What is your definition of done? Seems like a weird question, but think about it.
When is a research project ever really done? When you submit an article? When you become interested in something else? When the funding runs out? What if the article is rejected or earns a revise and resubmit? Did that new direction you are interested in come from something in that original project? What if you are in limbo waiting to hear about a grant?
Same question with courses. When you turn in final grades? What if you have to teach the course again, the next semester or even a few years later? What if a student in that course wants to continue working with you on a project started that semester?
Andre service commitments ever really done? In my experience, even if the topic of the service changes, old service breeds new service. Do reports crafted by one committee just die, or are they taken up by other groups to guide new or extended work? Do decisions made by some committees, promotion and tenure for example, live on in the conversations and activities of the university and faculty lives for a long time to come?
In Agile software development, teams often have to come up with their collective definition of what done is, as they learned a good lesson from waterfall teams. In waterfall environments, when teams are separated by function, software was often considered done by a team when they “threw it over the wall” to the next team – developers punting their code over to the testers and wiping their hands of it, for example. But the project starts for the testers when it comes over the wall – and more often than not, the code doesn’t work or doesn’t mix with another developer’s code. Who is responsible for it now?
According to Mike Cohn, a Scrum team’s definition of done (DoD) is a set of things that must be true to consider the project or story done. It’s like a checklist, an agreed upon set of standards all code must meet before being released that says “this is ready.” Good teams post their DoD statement somewhere in the team room and use it to assess every story before they can check off a story at the end of sprint. Having an agreed upon DoD gets teams away from questions like “Are you done? No, I mean, done done? Having a common DoD on cross-functional teams makes sure that no one relinquishes authority and responsibility for the code until everything is done, soup to nuts, planning to testing.
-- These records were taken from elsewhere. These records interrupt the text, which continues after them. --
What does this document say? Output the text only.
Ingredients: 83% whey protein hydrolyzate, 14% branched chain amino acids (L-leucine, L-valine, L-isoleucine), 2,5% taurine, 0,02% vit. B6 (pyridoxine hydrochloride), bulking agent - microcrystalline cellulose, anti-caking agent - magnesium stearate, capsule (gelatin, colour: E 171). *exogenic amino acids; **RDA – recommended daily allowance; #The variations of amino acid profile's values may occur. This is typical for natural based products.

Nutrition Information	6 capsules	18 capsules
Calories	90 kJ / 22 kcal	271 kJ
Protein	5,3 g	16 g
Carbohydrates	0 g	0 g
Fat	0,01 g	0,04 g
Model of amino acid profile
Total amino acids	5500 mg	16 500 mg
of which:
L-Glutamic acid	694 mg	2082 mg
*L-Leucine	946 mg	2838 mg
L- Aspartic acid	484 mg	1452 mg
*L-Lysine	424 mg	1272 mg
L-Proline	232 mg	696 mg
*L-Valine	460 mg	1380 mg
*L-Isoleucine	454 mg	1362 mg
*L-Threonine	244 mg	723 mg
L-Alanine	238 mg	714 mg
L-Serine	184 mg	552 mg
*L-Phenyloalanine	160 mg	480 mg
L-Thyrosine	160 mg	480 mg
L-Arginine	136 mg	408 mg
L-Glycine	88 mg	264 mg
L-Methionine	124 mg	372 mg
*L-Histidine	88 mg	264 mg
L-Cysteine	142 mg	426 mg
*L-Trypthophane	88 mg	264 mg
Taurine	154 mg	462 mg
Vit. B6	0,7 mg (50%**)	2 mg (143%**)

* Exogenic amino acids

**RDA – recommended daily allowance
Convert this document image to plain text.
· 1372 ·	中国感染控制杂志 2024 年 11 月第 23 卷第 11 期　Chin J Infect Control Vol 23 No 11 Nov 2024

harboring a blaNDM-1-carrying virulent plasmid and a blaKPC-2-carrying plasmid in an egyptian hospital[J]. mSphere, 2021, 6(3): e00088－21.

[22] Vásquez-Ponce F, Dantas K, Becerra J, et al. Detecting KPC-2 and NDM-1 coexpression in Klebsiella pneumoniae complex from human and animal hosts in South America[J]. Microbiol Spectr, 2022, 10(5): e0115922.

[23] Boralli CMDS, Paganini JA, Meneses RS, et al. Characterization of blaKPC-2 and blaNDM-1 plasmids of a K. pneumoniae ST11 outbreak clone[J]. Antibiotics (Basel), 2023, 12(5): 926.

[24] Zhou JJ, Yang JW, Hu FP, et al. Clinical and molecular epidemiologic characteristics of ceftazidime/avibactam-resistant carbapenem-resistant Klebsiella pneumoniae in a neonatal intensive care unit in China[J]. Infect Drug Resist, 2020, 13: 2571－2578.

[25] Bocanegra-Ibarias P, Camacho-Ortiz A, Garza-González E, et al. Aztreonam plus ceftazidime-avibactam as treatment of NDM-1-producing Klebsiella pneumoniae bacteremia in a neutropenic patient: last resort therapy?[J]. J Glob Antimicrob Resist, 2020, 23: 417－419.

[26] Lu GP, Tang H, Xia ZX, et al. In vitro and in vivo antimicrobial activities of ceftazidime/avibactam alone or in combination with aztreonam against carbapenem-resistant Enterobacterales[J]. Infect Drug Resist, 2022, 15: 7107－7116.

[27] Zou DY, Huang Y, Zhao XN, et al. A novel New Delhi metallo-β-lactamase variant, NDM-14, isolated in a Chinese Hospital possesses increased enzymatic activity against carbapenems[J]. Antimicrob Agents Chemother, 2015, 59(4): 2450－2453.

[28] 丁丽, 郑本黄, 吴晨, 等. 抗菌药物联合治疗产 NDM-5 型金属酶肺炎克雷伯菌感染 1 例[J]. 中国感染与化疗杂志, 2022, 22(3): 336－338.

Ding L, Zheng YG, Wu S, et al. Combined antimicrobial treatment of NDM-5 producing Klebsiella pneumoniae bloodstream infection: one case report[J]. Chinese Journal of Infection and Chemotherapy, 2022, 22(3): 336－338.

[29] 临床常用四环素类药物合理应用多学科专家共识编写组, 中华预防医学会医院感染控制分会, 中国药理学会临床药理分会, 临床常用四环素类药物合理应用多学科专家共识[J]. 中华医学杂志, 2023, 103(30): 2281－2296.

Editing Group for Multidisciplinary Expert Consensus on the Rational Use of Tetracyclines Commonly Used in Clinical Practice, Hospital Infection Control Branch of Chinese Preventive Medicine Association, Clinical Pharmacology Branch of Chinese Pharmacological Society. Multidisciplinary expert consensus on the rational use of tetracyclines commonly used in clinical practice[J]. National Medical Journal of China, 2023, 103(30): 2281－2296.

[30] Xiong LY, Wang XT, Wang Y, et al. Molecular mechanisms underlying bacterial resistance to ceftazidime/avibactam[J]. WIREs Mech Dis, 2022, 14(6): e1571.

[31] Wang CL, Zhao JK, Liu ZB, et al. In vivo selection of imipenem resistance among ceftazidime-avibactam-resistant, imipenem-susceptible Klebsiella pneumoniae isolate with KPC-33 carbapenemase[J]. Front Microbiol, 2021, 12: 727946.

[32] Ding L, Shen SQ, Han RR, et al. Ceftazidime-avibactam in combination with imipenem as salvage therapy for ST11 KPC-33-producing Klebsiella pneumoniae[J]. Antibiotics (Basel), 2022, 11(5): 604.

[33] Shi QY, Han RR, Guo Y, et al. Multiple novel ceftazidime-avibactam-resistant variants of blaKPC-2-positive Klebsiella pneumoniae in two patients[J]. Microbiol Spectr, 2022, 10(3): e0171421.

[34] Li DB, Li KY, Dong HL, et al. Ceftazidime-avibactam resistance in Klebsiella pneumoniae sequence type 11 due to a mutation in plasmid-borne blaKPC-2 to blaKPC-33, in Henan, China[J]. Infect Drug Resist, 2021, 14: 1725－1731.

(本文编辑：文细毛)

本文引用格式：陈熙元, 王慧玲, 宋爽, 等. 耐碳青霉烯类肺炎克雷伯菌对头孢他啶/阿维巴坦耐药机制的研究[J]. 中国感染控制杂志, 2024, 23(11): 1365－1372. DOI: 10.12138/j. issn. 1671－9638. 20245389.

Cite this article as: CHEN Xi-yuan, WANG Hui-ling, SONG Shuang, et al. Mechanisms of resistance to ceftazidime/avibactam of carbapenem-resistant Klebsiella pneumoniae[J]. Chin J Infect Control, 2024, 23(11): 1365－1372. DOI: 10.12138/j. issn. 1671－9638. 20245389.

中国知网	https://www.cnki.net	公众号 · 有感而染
Students definitely have school-specific definitions of done when it comes to course work and papers. Sometimes it feels like most will turn in a paper and not think about it again until they get it back with a grade. And even then they will often look at the letter or number value rather than process any carefully written feedback from the instructor.
Yes, that is a gross overgeneralization, but it’s important to talk to our students about what “done” means. As a rhetorician and writing professor, it’s my job to help students realize that all communication is part of a chain that is doing something in the world. Even if it’s them turning in a draft, me commenting, them revising, etc., that work accomplishes something – learning. Every email or meeting with me is an opportunity to build or break down a relationship. Every article they read and respond to is a link in a conversation going on all around us. It’s important students realize that writing, communication, collaboration are all parts of chains that get work done, not just assignments to earn the current currency of the realm.
And we as faculty need to assess our own definitions of done as a way of possibly managing our own productivity expectations and scheduling activities.
So how do you define “done” in your own work? For your students?